A propósito de afastamento de presidentes da República por conta de crime de responsabilidade, merece destaque a consideração de Paulo Brossard, no seu livro monumental  “O impeachment: aspectos da responsabilidade política do presidente da República” (2. ed. ampliada e atualizada. Rio de Janeiro: Saraiva, 1992). Para Brossard, no direito nacional, como no direito norte-americano e argentino, “o ‘impeachment’ tem feição política, não se origina senão de causas políticas, objetiva resultados políticos, é instaurado sob considerações de ordem política e é julgado segundo critérios políticos”. Também adverte que “o apelo ao ‘impeachment’ para solucionar crises resultantes do desajustamento do Presidente da República aos seus deveres oficiais é comparável à utilização de armaduras medievais” hodiernamente. É um instituto anacrônico, cuja utilização, se resolve crises, cria outras crises, como a que se assiste no Brasil a partir de 2016, dividindo inapelavelmente a sociedade e, no limite, provocando a emergência da tragédia bolsonarista.

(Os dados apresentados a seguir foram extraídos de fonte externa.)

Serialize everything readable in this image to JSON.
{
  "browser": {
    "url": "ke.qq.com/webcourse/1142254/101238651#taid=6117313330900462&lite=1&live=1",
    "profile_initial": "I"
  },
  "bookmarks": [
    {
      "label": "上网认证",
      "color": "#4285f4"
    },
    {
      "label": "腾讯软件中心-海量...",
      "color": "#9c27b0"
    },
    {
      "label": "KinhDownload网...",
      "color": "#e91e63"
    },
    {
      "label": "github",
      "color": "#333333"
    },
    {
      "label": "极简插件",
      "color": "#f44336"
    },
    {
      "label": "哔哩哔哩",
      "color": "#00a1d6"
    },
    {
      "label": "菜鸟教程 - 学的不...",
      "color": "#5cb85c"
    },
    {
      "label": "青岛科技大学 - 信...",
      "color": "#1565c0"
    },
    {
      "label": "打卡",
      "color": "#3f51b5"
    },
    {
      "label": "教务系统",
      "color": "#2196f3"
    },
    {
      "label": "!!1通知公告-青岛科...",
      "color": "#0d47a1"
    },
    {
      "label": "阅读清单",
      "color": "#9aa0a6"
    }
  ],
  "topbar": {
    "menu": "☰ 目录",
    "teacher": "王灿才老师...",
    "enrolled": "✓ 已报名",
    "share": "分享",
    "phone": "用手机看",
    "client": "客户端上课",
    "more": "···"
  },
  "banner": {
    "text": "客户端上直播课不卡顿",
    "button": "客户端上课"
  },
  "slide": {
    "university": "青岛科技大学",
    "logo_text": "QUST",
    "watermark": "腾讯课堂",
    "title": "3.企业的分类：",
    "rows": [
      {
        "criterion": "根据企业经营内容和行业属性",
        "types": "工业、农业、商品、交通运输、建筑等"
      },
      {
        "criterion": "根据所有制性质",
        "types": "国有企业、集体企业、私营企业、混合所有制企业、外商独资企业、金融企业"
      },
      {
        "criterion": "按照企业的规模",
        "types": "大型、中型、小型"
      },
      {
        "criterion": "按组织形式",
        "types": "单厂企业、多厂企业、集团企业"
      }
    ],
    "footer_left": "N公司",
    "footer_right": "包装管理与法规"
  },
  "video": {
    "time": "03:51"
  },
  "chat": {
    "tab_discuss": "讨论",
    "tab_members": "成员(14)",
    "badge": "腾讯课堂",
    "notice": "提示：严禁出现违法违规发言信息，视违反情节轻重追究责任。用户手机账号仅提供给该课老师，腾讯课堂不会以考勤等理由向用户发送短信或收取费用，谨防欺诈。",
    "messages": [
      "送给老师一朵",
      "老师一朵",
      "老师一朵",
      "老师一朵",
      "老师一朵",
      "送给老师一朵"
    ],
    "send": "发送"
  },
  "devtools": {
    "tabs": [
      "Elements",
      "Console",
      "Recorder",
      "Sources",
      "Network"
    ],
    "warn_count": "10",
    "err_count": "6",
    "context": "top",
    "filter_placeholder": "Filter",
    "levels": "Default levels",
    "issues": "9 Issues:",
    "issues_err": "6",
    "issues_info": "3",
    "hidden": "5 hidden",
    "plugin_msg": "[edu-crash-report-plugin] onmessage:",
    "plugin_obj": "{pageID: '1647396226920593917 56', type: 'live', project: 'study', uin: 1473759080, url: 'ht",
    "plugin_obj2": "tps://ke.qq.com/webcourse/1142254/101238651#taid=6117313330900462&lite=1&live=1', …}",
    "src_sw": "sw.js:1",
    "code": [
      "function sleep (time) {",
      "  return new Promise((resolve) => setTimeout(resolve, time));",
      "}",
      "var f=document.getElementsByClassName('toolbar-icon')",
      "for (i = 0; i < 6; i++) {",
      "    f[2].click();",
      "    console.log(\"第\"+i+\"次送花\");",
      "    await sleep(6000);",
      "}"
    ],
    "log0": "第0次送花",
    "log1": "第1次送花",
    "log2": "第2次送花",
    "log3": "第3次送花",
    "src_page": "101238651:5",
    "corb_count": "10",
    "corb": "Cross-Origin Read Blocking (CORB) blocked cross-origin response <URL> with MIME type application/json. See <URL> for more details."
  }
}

De qualquer modo, já se tem uma experiência grande em matéria de impeachment, chegando a termo o de Fernando Collor, em 1992, e o de Dilma Rousseff, em 2016, e consequentemente bastante subsídio decorrente da ação política, legislativa e jurisdicional. De outra parte, o estado da arte da literatura sobre o assunto também é substantivo, tanto na área sociopolítica quanto na jurídico-política. Por todos, citem-se Brasilio Sallum Jr. (“O ‘impeachment’ de Fernando Collor: sociologia de uma crise”) e Joaquim Falcão, Diego Werneck Arguelhes e Thomaz Pereira – org. (“Impeachment de Dilma Rousseff: entre o Congresso e o Supremo”).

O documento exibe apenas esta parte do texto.